Both in The Stationary Economy and in The Growing Economy we have been dealing with an economy in which conditions were such that perfect competition or perfect potential competition was possible. That is to say, we assumed that, if decisions were left to the whim of uncontrolled individuals, no individual decision-maker would be able by his own individual action significantly to affect the prices at which he could buy or sell the goods and services with which he was concerned. We showed that, in the unchanging conditions assumed in The Stationary Economy, any equilibrium reached in such conditions would represent an efficient situation in the sense that it would be impossible to make one citizen better off without making any other citizen worse off. (See Chapter XII of The Stationary Economy.)

In The Growing Economy we introduced three major factors of change into this type of economy, namely population growth, capital accumulation, and technical progress. It was a major theme of that volume that once again, provided that competition was perfect, any equilibrium reached in such conditions would represent an efficient outcome provided that one basic condition could be fulfilled. The efficient outcome would in this case take the form of an efficient time-path of the economy, in the sense that things would so develop through time that it would be impossible to make any one citizen better off at any one point of time without making someone worse off either at that point of time or at some other point of time; and the basic conditions for this result to be achieved was that each individual decision-maker should not only know the current levels, but should also correctly foresee the future course, of all the prices with which he was concerned. (See Chapter XXIII of The Growing Economy.)
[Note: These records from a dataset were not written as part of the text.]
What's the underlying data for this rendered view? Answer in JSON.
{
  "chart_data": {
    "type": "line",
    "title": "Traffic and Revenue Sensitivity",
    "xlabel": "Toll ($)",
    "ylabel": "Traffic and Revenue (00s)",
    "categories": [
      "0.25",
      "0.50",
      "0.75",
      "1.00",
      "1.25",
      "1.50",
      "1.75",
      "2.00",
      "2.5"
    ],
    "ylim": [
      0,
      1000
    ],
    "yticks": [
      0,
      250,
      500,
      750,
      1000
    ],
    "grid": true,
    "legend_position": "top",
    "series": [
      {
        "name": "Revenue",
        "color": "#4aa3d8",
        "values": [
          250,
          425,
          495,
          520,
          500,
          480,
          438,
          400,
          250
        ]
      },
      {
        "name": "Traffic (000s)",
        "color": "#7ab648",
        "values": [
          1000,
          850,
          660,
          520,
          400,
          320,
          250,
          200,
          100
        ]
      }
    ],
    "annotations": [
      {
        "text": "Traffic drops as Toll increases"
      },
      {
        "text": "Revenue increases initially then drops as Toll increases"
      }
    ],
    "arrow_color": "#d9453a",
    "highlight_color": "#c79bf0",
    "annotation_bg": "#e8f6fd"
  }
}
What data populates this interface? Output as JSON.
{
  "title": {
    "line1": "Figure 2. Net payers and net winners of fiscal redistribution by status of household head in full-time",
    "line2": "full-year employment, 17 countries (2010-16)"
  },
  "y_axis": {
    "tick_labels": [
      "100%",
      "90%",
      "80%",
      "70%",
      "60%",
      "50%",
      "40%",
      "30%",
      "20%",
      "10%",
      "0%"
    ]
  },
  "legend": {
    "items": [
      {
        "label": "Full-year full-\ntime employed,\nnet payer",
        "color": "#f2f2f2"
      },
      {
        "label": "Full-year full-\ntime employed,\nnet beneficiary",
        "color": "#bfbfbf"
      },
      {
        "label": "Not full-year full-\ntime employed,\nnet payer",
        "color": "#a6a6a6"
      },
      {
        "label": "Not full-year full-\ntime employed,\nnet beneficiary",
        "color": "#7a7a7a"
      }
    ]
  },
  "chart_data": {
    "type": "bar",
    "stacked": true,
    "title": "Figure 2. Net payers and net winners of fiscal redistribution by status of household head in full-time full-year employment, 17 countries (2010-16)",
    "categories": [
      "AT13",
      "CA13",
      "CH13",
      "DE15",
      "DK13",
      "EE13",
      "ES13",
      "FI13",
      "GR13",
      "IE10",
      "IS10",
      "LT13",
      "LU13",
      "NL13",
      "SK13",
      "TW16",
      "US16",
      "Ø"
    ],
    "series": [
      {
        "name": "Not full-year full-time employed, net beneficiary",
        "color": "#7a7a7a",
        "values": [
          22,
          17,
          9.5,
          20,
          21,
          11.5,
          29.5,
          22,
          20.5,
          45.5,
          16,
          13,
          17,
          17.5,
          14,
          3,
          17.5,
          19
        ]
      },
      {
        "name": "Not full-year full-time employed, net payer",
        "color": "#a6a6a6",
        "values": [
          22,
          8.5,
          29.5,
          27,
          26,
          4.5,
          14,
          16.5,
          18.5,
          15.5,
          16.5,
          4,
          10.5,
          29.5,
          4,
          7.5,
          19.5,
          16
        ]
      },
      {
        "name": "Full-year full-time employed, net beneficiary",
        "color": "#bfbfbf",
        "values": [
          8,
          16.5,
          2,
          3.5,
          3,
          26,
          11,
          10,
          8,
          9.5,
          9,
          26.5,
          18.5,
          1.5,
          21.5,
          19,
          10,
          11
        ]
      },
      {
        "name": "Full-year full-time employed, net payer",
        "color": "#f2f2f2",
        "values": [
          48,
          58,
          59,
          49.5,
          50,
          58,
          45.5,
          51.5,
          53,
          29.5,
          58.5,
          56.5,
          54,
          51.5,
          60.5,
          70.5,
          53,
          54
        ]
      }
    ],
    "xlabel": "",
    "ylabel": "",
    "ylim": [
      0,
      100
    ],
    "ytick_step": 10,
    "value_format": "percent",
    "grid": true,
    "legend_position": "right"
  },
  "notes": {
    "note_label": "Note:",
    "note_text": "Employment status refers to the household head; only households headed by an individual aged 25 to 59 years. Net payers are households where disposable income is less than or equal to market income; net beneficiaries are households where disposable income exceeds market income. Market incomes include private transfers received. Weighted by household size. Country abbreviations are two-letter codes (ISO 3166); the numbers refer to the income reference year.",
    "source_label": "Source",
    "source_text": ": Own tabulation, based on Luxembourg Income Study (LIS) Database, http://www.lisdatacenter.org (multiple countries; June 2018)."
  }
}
Of course, this basic condition can never be exactly, or even perhaps approximately, fulfilled. Uncertainty about future basic conditions (for example, about the future course of technical knowledge) makes it impossible. This was recognized in The Growing Economy, where there was some discussion of the way in

which unavoidable risk and uncertainty might affect decisions (Chapter XXI) and of some ways in which inefficiencies due to uncertainty about the future might be reduced (Chapter XXII). But the central theme and purpose of The Growing Economy was to consider equilibrium growth and efficient time-paths of the economy. The great bulk of the problems which arise when false expectations about future market conditions are formed and when, as a result, disequilibrium growth occurs and the economy threatens to move along an inefficient time-path was severely neglected. It is the purpose of the present volume to consider these issues.